Oftentimes though, even if the document does fit, you choose to chunk anyways or further transform the data with abstractive/extractive summarization techniques to improve your search dynamics. This is why I'm not sure the complexity noted in the article is relevant in anything beyond a "naive RAG" stack. How its stored or linked is an issue to some degree, but the greater more complex smell is in what happens before you even get to that point of inserting the data.
For more production-grade RAG, just blindly inserting embeddings wholesale for full documents is rarely going to get you great results (this varies a lot between document sizes and domains). So as a result, you're almost always going to be doing ahead-of-time chunking (or summarization/NER/etc) not because you have to due to document size, but because your search performance demands it. Frequently this involves more than one embeddings model for capturing different semantics or supporting different tasks, not to mention reranking after the initial sweep.

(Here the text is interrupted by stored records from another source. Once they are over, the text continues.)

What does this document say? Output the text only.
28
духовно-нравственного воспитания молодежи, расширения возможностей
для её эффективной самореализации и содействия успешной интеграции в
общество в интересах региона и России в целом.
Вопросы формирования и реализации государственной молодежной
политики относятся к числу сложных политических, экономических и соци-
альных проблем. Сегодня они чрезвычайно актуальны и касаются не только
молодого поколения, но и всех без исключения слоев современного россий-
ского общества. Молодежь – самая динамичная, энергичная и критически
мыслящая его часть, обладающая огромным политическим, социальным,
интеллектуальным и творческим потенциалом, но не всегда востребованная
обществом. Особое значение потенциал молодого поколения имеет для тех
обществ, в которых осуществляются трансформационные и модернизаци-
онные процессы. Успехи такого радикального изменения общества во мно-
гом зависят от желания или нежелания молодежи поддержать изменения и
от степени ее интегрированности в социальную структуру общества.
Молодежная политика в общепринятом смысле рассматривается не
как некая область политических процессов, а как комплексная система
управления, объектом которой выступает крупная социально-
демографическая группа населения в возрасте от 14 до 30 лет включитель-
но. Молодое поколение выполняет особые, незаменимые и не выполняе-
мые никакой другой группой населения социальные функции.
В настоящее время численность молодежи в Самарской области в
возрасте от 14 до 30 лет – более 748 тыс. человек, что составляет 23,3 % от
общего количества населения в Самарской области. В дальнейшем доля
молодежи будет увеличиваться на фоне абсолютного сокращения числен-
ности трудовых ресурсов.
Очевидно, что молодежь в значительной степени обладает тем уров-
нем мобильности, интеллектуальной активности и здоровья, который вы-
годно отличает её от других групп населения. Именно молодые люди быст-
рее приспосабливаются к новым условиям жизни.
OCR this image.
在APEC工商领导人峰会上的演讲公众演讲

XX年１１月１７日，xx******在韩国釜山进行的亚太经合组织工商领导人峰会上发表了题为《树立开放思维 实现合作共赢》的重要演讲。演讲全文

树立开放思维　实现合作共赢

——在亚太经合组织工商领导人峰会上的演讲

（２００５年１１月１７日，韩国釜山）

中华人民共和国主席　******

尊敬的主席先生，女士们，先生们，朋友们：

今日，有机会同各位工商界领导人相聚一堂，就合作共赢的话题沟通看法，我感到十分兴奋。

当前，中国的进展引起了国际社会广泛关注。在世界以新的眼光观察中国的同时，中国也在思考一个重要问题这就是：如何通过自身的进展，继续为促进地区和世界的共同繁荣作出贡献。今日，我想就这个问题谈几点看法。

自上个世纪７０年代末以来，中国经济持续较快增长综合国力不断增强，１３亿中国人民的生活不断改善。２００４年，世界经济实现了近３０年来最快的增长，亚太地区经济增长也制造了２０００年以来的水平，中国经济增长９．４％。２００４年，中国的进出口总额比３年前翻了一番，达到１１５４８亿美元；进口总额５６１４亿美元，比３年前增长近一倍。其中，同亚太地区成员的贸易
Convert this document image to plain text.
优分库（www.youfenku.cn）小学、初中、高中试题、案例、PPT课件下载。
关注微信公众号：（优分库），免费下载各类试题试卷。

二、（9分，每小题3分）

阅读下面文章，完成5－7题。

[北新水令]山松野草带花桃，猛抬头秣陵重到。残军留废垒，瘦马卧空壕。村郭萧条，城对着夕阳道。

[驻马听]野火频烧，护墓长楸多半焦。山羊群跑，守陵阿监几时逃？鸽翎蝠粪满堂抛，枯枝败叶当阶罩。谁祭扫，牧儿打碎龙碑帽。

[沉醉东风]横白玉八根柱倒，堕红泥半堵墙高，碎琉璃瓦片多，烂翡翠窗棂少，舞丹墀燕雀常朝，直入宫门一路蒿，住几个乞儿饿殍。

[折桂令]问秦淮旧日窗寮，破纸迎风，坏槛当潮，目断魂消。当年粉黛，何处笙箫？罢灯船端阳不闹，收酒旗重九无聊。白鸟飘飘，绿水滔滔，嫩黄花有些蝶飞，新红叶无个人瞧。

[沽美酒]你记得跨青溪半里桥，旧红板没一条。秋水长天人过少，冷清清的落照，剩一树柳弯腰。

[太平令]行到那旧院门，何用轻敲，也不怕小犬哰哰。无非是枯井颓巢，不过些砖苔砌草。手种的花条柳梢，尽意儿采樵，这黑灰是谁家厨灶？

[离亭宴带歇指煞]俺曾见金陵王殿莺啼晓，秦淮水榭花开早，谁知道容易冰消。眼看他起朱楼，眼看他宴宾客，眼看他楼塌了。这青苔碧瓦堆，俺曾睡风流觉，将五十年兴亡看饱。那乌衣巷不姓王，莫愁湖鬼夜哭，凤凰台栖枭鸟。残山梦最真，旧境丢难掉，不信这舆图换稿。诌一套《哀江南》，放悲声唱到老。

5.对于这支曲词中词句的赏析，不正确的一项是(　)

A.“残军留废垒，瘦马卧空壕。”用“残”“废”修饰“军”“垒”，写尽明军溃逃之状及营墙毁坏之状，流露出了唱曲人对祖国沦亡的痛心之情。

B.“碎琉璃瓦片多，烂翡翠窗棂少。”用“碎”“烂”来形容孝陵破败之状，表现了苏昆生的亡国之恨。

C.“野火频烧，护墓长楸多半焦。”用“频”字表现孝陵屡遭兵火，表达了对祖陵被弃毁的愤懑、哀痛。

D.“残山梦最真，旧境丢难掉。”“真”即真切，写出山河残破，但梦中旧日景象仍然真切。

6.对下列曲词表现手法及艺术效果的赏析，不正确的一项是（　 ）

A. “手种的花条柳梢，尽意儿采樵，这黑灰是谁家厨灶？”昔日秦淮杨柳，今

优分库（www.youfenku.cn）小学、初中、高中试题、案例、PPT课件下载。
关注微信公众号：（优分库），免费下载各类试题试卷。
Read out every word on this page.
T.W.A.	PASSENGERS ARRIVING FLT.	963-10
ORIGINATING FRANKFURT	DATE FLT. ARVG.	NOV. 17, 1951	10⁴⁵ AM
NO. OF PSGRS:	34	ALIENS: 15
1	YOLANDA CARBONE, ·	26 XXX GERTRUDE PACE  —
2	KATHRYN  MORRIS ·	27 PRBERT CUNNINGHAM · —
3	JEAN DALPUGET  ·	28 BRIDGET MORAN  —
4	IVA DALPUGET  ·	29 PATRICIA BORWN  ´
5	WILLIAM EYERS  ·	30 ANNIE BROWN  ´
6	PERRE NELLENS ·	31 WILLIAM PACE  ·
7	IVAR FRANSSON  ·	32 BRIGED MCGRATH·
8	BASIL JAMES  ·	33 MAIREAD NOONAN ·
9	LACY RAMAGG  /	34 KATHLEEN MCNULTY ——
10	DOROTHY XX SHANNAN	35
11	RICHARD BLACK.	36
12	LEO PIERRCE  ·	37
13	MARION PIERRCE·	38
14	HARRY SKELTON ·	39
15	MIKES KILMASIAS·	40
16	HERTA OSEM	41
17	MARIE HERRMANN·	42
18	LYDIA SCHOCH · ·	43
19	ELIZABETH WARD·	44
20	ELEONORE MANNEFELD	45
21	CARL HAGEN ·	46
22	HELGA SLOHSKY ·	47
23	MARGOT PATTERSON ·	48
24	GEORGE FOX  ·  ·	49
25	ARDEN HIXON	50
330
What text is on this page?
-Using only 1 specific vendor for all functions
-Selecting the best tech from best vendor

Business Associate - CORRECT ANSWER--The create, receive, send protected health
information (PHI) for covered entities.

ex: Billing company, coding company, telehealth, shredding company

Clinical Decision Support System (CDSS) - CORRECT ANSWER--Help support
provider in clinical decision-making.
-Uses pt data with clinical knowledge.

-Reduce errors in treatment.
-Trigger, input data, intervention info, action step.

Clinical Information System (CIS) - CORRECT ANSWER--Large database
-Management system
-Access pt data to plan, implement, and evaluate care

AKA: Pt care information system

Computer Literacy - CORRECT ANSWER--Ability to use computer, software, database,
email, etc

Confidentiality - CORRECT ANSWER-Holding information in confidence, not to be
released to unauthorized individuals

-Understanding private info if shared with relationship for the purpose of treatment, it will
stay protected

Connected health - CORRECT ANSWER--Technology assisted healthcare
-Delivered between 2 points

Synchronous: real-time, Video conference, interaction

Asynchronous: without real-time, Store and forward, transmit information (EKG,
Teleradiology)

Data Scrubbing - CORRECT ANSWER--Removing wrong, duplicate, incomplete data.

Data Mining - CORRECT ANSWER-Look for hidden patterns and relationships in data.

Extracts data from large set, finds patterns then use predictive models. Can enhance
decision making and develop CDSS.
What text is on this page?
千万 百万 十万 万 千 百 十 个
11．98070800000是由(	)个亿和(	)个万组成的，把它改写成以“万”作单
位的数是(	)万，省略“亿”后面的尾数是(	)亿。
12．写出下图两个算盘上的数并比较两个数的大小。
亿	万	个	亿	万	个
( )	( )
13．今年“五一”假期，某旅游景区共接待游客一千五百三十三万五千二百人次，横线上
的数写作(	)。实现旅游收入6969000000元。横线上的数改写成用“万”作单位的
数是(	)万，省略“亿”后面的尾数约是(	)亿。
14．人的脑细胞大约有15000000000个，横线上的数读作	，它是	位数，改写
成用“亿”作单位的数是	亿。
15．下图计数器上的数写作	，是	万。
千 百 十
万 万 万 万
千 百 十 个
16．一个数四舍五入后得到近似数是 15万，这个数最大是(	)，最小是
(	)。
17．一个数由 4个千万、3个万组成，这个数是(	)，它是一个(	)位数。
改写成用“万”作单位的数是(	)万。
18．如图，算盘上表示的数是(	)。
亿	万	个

That's the complexity that I think is worth tackling in a paid product offering, but the current state of the module described in the article isn't really competitive with the rest of the field in that respect IMHO.
> the responsibility for generating and updating them as the underlying data changes can be handed over to the database management system
And now we shift ever more slightly back towards logic in the DB. I for one am thrilled; there’s no reason other than unfamiliarity to not let RDBMS perform functions it’s designed to do. As long as these offloads are documented in code, embrace not needing to handle it in your app.
This reads solely as a sales pitch, which quickly cuts to the "we're selling this product so you don't have to think about it."
...when you actually do want to think about it (in 2024).
Right now, we're collectively still figuring out:
(post co-author here)
We agree a lot of stuff still needs to be figured out. Which is why we made vectorizer very configurable. You can configure chunking strategies, formatting (which is a way to add context back into chunks). You can mix semantic and lexical search on the results. That handles your 1,2,3. Versioning can mean a different version of the data (in which case the versioning info lives with the source data) OR a different embedding config, which we also support[1].
Admittedly, right now we have predefined chunking strategies. But we plan to add custom-code options very soon.
Our broader point is that the things you highlight above are the right things to worry about, not the data workflow ops and babysitting your lambda jobs. That's what we want to handle for you.
[1]: https://www.timescale.com/blog/which-rag-chunking-and-format...
I've been in the vector database space for a while (primary author of txtai). I do think vector indexing in traditional databases with tools like pgvector is a good option.
txtai has long had SQLite + Faiss support to enable metadata filtering with vector search. That pattern can take you farther than you think.
The design decisions I've made is to make it easy to plug different backends in for metadata and vectors. For example, txtai supports storing both in Postgres (w/ pgvector). It also supports sqlite-vec and DuckDB.
I'm not sure there is a one-size-fits-all approach. Flexibility and options seems like a win to me. Different situations warrant different solutions.